The second path of the lubricant flow leads from the oil sump 20 through the second thrust bearing arrangement 50, the second lubrication slot 48, the axial lubrication channel 52 in the drive shaft 22, through the radial Transverse channels 54 in the drive shaft 36 and through the shaft sealing chamber 40. The thrust bearing arrangement 50 and also the shaft seal 42 in the shaft seal chamber 40 is cooled and lubricated.

Subsequently, the refrigerant with the lubricant carried along leaves the shaft sealing chamber 40 via the radially extending return duct 56 in the front cover 14 and passes through the axial return duct 58 back to the suction chambers 16/4.

During each intake stroke of the pistons 26 in the cylinders 28, this recycled mixes Mixture of refrigerant and lubricant with the new filling of the suction chambers 16/4 and will again sucked into the cylinder 28 and thus again fed into the lubricant circuit.

In this way, in this lubrication system, a sufficient amount of lubricant is retained in the oil sump 20, so that sufficient splash lubrication is ensured by the movement of the drive parts, the rotor 22 and the swash plate 24 Oil sump held back. In the same way, some of the lubricant that has penetrated the lubrication slots 44 and 48 between the moving surfaces of the drive is directed back into the drive housing and the oil sump. However, a small amount of the lubricant remains in the outflowing refrigerant. This small amount of lubricant is sufficient for lubrication and can get back to the suction chambers 16Λ through the drive shaft 36, the shaft sealing chamber 40 and the return duct.

As the speed of the rotor 22 and its associated parts increases, the increase in the oil level in the oil sump 20 due to the escape of excess Lubricant from the oil sump 20 via the bypass channel 60 and the calibrated cross-sectional constriction 60Λ prevented. In this way, the The lubricant level in the oil sump is not above a level that guarantees the cool operation of the reciprocating compressor Increase in height.

The invention therefore makes a refrigerant col-

ben compressor created with a lubrication system, in which one in the refrigerant within a closed Circulation entrained lubricant is used, the amount of in the oil sump of the reciprocating compressor located lubricant is kept below a predetermined level and the amount of with the refrigerant circulating in the system is kept very low. The inventive Piston compressors therefore provide optimal lubrication and good cooling efficiency.

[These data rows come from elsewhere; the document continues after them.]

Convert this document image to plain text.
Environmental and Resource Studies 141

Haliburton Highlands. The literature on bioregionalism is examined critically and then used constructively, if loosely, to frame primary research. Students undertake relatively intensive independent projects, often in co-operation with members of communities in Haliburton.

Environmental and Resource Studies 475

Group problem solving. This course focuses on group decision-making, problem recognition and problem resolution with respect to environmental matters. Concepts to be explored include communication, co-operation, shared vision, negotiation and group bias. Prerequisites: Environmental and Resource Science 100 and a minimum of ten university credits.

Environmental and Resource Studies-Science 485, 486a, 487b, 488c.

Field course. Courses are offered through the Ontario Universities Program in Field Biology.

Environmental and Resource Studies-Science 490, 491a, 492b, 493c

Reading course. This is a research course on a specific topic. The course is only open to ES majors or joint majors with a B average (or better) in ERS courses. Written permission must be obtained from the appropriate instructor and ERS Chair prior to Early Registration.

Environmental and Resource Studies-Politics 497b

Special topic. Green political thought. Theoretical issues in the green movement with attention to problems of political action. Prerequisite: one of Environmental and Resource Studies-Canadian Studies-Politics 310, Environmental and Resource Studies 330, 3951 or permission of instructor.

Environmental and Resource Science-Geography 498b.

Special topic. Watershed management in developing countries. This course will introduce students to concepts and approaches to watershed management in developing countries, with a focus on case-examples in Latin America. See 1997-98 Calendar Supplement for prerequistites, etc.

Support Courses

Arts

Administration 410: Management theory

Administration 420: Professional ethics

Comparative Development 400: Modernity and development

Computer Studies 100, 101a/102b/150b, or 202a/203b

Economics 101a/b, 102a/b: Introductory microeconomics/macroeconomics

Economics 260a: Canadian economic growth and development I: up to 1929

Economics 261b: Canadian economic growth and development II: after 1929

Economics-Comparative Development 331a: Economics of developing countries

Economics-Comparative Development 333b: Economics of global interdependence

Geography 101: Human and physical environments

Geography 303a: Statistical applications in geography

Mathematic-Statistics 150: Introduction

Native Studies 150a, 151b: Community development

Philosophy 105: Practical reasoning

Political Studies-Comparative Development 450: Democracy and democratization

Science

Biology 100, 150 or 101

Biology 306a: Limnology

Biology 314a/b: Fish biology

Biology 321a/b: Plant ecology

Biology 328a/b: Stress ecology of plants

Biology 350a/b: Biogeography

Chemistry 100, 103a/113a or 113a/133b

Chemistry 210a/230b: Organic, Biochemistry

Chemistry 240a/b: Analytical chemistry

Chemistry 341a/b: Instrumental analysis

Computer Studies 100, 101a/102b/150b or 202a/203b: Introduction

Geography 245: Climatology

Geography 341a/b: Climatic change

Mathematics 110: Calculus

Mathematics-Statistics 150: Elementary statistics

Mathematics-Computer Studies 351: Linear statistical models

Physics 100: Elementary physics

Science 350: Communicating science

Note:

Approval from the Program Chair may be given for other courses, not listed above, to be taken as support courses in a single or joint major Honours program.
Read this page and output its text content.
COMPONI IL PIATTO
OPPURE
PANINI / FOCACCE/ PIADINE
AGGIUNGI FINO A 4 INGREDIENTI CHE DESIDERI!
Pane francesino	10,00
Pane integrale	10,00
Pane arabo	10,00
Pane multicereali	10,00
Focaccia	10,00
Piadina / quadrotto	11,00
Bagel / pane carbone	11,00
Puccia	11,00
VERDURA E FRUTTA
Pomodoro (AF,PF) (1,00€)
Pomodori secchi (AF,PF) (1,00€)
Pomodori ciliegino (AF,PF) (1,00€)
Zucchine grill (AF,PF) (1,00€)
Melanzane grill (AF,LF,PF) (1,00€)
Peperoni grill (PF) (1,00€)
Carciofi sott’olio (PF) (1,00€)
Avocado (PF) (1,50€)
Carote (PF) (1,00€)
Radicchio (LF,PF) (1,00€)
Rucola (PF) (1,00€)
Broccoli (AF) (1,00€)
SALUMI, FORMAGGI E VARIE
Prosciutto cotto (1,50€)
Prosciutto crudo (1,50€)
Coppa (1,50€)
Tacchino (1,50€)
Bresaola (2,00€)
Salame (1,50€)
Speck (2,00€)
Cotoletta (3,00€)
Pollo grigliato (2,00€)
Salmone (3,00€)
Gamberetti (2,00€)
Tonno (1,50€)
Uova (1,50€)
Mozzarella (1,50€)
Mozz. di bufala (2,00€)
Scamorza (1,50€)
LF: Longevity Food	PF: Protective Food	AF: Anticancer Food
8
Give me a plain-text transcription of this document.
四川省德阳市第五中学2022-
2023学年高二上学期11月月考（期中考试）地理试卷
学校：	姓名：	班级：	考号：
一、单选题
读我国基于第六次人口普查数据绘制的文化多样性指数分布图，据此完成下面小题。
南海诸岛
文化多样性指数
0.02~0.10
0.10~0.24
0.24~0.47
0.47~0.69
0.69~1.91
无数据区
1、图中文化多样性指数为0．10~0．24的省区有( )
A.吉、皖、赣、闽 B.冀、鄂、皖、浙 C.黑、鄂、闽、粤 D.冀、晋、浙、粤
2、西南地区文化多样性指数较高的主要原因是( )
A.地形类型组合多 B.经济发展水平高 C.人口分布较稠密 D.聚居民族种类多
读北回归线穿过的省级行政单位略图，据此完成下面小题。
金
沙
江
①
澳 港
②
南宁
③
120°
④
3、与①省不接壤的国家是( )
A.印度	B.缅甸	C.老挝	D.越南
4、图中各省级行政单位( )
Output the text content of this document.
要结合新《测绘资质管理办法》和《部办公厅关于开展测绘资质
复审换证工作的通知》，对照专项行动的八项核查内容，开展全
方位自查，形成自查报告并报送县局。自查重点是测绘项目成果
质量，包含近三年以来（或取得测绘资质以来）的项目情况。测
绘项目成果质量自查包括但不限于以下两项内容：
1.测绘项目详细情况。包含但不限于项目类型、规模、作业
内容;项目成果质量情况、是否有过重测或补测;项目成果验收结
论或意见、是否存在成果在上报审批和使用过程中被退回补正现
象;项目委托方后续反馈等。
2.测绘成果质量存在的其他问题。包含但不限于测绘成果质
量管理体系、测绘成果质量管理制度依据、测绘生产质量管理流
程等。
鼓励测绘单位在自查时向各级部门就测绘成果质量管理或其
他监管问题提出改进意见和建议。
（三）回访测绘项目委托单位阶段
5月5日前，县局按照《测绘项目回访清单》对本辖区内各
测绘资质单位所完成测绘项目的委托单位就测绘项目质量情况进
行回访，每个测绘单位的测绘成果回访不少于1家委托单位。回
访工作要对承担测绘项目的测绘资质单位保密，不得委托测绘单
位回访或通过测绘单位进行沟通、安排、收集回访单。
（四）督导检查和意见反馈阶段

For this purpose 2 sheets of drawings

Claims (2)

Patent claims: 1.Refrigerant piston compressor, in which oil mixed with the gaseous refrigerant flow is used in the flow circuit of the lubrication system, s with a swash plate drive enclosed in a housing, a cylinder block adjoining the housing in which at least one piston-cylinder unit is provided axially to the drive shaft, wherein the cylinders are in open communication with the housing interior, and with a cylinder head in which an intake chamber common to all cylinders and an exhaust chamber common to all cylinders are formed, which are each connected to the individual cylinders via valves, characterized in that the The flow circuit of the lubrication system has an oil sump (20) provided in the drive housing (12) which is in contact with the swash plate drive (22,24,36) so that the parts of the swash plate drive have lubrication gaps (44,48) on the mutually movable surfaces via a return channel (56, 58) with the Suction chamber (16 / 4J are connected, that a bypass channel (60) leading directly from the inside of the drive housing {12B) to the suction chamber {16A) is provided, and that the flow circuit of the lubrication system is created by blow-by lubrication of the piston (26) in the cylinder (28 ) closed is. 2. Piston refrigerant compressor according to claim 1, characterized in that the shunt channel (60) is calibrated by a cross-sectional constriction (6OA) and coordinated with the flow circuit in such a way that the lubricant level in the oil sump (20) is limited.